If the Ollama instance that memory-hall embeds against is also serving LLM traffic (e.g. you share one DGX Spark Ollama between an agent chat stack and memory-hall), bge-m3 can get starved by the LLM queue and /v1/health will flap between ok and degraded. Hit that once (hard) in production — see docs/operations/incident-2026-04-20-embed-queue.md.

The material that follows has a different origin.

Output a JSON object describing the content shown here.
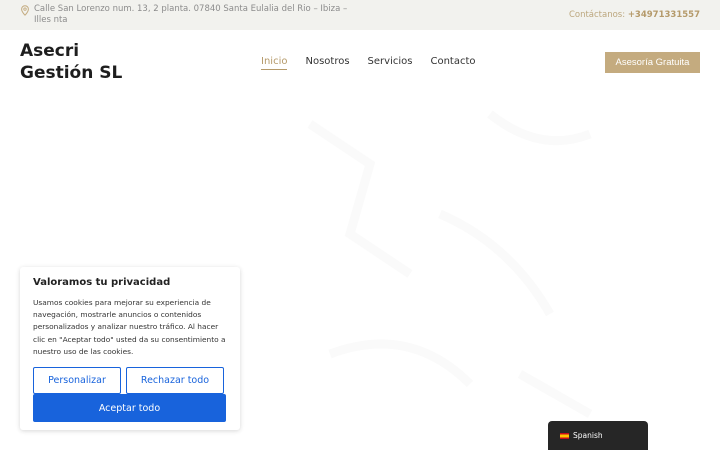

Workaround since 0.2.1: point memory-hall at a dedicated embed service (any service speaking POST /embed {"texts": [...]} → {"dense_vecs": [...]}) via:

environment:
  MH_EMBEDDER_KIND: http
  MH_EMBED_BASE_URL: http://<embed-host>:8790

Rationale in ADR 0006. The default MH_EMBEDDER_KIND=ollama is unchanged — existing deployments do nothing.

Opt-in token auth

Set MH_API_TOKEN to require Authorization: Bearer <token> on /v1/memory/* endpoints (/v1/health stays public). Set a different MH_ADMIN_TOKEN to require a separate token on /v1/admin/*; when it is unset, admin endpoints fall back to MH_API_TOKEN for backward compatibility. Leave both unset for local dev. Rationale in ADR 0007 and ADR 0009.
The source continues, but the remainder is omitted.